Bagian #6 "Baikan"

184 116 44
                                    

Tidak usah khawatir, jika seseorang sudah menempatkan kamu menjadi rumah, sejauh apapun dia berlari, tempat pulang akan selalu sama

Hujan masih setia menumpahkan isinya menghunjam tanah-tanah kota Metropolitan. Kata orang hujan itu membawa kembali kita ke hari-hari penuh rindu. Ada-ada saja.

Hampir satu jam aku berkutat dengan beberapa kumpulan tugas mata kuliahku.

Seperti layaknya seseorang yang sedang menunggu pesan kekasihnya. Beberapa kali aku membuka layar handphoneku dan beberapa kali juga dengusan kecil keluar dari mulutku. Tidak ada lagi runtutan pesan-pesan yang muncul di notifikasi benda pipihku ini.

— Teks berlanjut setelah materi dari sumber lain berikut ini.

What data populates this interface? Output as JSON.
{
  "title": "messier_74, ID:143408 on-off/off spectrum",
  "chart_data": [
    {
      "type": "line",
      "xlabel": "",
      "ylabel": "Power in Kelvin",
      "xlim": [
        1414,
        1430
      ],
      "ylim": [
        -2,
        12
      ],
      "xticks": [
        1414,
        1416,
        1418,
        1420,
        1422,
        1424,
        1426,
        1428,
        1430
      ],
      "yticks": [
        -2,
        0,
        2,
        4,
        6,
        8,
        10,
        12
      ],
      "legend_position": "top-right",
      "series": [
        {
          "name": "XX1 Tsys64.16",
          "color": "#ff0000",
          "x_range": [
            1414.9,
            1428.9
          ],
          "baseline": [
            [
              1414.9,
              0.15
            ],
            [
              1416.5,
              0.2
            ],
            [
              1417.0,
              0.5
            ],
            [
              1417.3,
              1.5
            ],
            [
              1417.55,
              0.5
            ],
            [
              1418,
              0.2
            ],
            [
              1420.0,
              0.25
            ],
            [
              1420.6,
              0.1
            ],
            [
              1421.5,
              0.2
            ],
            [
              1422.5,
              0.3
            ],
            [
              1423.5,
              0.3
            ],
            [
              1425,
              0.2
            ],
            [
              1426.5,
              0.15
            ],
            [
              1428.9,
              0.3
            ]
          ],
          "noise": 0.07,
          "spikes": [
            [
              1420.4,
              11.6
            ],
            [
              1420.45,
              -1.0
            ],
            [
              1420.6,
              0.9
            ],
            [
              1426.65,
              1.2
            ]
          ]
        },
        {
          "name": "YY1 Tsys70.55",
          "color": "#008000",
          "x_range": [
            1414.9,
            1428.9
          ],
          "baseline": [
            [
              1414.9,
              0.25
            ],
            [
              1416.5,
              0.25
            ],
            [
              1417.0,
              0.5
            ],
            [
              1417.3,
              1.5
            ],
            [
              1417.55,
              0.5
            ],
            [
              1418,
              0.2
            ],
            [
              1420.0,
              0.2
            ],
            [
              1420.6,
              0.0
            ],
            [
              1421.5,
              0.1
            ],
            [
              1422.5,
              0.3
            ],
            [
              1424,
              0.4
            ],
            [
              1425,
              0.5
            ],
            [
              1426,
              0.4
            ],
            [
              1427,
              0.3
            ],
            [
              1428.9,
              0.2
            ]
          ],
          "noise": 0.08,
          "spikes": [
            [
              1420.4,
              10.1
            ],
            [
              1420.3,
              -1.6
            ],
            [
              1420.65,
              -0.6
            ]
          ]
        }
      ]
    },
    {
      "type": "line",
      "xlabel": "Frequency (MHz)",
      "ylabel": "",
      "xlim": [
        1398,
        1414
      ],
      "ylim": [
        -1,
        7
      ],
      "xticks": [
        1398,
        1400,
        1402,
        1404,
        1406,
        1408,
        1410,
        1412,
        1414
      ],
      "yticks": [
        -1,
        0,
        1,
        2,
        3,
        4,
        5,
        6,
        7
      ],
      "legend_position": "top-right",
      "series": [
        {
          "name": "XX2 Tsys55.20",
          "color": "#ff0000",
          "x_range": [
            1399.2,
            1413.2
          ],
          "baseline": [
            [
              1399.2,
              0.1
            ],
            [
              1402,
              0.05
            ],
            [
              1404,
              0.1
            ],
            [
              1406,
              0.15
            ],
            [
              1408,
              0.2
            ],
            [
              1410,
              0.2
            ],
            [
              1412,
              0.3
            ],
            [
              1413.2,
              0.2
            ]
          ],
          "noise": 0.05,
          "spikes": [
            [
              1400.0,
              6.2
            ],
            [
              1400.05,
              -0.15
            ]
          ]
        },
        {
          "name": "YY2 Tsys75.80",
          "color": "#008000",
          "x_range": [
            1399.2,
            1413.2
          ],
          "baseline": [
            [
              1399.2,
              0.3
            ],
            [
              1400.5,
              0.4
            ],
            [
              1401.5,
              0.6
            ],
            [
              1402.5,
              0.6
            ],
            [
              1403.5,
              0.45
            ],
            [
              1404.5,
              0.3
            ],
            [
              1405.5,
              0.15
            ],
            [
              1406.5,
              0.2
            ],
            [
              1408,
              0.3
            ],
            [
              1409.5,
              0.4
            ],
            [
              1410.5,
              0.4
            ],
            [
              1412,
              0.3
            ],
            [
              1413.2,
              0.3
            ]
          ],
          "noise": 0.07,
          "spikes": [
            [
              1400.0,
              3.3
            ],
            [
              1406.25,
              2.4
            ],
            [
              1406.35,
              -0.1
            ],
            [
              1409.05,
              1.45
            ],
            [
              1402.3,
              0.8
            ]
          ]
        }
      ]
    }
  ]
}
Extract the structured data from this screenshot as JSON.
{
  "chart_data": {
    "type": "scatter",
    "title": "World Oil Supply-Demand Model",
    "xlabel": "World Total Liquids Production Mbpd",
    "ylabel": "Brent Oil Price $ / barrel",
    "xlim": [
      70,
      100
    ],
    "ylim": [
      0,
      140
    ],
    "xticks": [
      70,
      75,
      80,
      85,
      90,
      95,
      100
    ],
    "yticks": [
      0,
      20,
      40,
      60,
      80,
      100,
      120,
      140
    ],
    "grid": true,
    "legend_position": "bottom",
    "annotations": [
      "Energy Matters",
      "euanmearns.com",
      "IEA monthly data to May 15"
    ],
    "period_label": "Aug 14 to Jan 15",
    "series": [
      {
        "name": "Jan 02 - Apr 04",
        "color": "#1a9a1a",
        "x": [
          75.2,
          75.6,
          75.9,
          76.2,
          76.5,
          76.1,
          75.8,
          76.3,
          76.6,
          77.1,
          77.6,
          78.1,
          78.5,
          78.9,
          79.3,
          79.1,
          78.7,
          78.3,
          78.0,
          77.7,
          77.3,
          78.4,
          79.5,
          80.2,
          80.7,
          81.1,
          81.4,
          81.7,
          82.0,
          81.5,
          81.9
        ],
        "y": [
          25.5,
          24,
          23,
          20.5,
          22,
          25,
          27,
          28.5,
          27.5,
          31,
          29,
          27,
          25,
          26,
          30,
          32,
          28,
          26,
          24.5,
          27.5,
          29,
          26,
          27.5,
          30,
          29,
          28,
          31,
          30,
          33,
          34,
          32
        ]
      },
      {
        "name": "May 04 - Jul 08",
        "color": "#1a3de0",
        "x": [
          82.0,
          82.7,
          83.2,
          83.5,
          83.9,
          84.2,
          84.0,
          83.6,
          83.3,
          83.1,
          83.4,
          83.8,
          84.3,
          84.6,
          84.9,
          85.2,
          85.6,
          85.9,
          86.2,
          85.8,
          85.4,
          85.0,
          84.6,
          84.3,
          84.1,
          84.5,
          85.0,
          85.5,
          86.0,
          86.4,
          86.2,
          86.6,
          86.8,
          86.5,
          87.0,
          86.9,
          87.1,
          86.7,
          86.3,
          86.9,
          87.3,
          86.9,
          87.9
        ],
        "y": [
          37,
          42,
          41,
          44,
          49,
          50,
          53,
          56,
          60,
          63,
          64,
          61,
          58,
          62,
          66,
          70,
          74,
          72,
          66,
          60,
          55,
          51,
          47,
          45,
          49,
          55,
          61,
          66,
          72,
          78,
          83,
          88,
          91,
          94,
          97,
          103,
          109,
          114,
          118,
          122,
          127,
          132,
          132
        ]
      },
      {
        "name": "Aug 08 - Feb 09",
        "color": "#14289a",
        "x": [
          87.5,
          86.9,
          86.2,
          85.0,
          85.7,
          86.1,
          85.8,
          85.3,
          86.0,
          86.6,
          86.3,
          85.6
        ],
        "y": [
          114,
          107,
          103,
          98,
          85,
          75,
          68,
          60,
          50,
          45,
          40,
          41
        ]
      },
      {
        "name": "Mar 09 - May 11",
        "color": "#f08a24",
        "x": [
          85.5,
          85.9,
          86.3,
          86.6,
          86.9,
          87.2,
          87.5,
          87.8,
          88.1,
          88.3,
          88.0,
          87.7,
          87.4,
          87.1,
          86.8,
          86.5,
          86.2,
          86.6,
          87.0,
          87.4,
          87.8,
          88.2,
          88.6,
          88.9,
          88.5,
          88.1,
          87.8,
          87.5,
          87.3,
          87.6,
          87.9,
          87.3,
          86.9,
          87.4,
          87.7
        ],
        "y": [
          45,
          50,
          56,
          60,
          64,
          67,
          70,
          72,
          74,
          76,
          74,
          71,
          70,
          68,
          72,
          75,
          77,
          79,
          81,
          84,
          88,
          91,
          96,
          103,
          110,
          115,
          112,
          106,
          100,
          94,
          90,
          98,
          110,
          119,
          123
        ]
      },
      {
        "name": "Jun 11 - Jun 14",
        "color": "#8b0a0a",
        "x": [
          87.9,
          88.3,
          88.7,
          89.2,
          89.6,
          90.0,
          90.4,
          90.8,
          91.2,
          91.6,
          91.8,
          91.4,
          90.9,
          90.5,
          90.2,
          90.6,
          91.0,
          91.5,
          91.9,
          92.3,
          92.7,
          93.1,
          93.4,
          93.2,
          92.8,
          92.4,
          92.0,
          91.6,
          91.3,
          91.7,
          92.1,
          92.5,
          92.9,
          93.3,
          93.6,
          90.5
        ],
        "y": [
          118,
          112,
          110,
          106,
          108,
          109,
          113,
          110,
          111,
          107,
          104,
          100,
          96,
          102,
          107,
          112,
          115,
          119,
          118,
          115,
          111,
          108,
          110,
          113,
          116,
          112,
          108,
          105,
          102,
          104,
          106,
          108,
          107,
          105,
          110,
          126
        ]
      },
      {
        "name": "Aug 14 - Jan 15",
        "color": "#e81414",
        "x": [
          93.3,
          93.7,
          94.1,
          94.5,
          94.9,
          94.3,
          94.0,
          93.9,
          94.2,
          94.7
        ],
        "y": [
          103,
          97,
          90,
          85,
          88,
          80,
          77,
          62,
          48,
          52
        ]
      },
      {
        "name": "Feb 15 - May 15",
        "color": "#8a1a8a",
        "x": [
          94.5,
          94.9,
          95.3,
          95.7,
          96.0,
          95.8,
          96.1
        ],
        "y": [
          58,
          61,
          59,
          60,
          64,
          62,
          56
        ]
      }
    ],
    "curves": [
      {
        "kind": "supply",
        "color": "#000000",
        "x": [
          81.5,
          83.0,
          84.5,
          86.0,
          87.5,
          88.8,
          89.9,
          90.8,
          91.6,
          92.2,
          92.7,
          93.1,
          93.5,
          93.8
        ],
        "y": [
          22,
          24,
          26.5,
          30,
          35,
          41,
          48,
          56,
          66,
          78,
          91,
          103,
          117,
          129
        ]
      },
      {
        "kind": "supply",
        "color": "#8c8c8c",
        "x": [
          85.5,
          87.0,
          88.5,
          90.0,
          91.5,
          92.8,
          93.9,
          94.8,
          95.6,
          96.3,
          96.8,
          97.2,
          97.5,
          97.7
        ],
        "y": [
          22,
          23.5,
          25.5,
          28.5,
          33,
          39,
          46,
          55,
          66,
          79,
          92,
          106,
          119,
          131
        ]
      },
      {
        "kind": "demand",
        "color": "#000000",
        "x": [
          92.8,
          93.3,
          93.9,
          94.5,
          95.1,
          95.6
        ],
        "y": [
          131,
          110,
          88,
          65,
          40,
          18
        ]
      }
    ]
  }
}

Tidak terlalu gampang untuk membuka hati lagi setelah patah hati menjemput. Aku masih terlalu enggan menerima orang baru lagi setelah kejadian beberapa hari kemarin.

Dua tahun dan berakhir begitu saja.

Mataku tidak sengaja menangkap nama Abi di list pesanku. Dua hari yang lalu dan setelah itu tidak sama sekali.

****

Dengan perasaan gugup dan gelisah, tanganku terus mengetuk-ngetuk pintu di hadapanku.

Beberapa menit lalu aku memutuskan untuk pergi ke rumah Abi yang jaraknya tidak terlalu jauh. Untung saja Bunda mengizinkan aku mengendarai mobil sendiri ke rumah Abi. Tekadku sudah bulat, aku harus meminta maaf kepada Abi malam ini.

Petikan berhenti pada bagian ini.